С правой стороны тележки, равняясь с ходом лошади, не отставая и не забегая, шла старуха Марфа, добровольная прислужница при церкви, высокая, сухая, с ореховой палкой в одной руке и медным кофейником, из которого торчало кропило, в другой. Дьячок иногда подгонял лошадь и, смеясь, оглядывался на Марфу. Она ускоряла шаг, сердилась, но молчала.
Молились на клину богатого мужика Данилы. Там, возле дороги, на молодых светло-зеленых всходах, приготовили стол под суровой чистой скатертью, красную деревянную миску с зерном и пук свечей в хлопчатой бумаге. На юго-востоке, за серым княжеским садом и прозрачно-лимонными лозинами села, облака, мягко синея, порою смазывались в тучку. Поглядывая то на них, то на приближающуюся тележку, выдвинувшись из пахнущей кумачом толпы, стоял сам Данила, белокурый старик. Раскорячиваясь, далеко относя руку для крестного знамения и кланяясь, он пошел навстречу попу, — и мягкий ветерок, дувший с полей запахом сырой земли, шевелил его волосы. Тележка остановилась, но поп продолжал сидеть в ней, поджидая обогнавшего его и опять отставшего князя.
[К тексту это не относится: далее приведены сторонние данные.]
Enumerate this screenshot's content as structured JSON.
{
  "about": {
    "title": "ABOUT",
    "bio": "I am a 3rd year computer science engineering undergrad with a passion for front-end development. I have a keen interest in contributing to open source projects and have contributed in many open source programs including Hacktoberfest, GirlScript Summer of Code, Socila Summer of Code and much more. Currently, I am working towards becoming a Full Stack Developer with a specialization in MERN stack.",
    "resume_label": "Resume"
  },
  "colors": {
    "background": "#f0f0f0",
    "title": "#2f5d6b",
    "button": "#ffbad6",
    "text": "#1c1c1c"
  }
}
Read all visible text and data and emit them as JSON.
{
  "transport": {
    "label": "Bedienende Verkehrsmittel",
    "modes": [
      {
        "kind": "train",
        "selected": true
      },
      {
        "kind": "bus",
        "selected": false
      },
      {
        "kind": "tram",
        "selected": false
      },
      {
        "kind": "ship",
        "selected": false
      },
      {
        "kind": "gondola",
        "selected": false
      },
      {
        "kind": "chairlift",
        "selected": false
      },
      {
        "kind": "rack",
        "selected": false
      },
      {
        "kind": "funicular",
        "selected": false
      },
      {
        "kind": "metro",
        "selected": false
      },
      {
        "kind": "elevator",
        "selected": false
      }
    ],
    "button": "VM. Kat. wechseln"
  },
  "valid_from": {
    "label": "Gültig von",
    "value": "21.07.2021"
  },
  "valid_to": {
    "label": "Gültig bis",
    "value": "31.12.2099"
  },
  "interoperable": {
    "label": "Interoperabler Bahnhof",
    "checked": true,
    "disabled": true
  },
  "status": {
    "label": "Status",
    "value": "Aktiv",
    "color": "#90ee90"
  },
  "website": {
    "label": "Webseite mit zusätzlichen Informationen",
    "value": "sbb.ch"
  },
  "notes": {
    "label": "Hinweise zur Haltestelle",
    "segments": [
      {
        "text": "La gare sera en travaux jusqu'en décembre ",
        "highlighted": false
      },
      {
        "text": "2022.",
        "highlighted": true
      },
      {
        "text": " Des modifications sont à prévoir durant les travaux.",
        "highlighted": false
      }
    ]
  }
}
Князь сдержал лошадь от волнения, охватившего его в поле. Озими, свежо зеленея, шли в одну сторону, дубовый кустарник — в другую. Сухая коричневая листва висела кое-где на нем, но и это говорило о весне. Синели подснежники, пахло залежавшимся в чаще снегом, весенним холодком. Тройка ореховых лошадей, разукрашенных дорогой сбруей, стояла на опушке. Полулежа в новом тарантасе, кудрявый кучер богатой соседки ел с ладони просфору. И князю вспомнилась молодость, другая, далекая весна…
Впереди медленно двигалась телега, в которой лежал больной мужик, отец Николая. Малорослой лошадью неумело правила мать его, скорбная жилистая старуха в черной поневе.
— Жив? — окликнул князь.
Из телеги, из соломы торчал острый восковой нос под глубоко надвинутой шапкой. Больной в просторном полушубке лежал на спине. Силясь улыбнуться, он с трудом потянулся тонкой рукой к шапке. Николай поклонился родителям, как чужой, стыдясь их бедности, убогости. А бесстрастные глаза князя стали как будто еще бесстрастнее.
В толпе его нетерпеливо поджидали.
Марфа давно стояла наготове возле стола. Обогнав тележку, она подошла к молодой беременной бабе Данилы и передала ей свою ореховую палку. Кофейник она поставила на стол, бархатный лиловый требник, лежавший на нем, подвинула на край. Как только поп занес ногу вон из тележки, скинув чуйку, Марфа ловко подхватила ее и, подхватывая, чмокнула его холодную, дряблую и тяжелую руку.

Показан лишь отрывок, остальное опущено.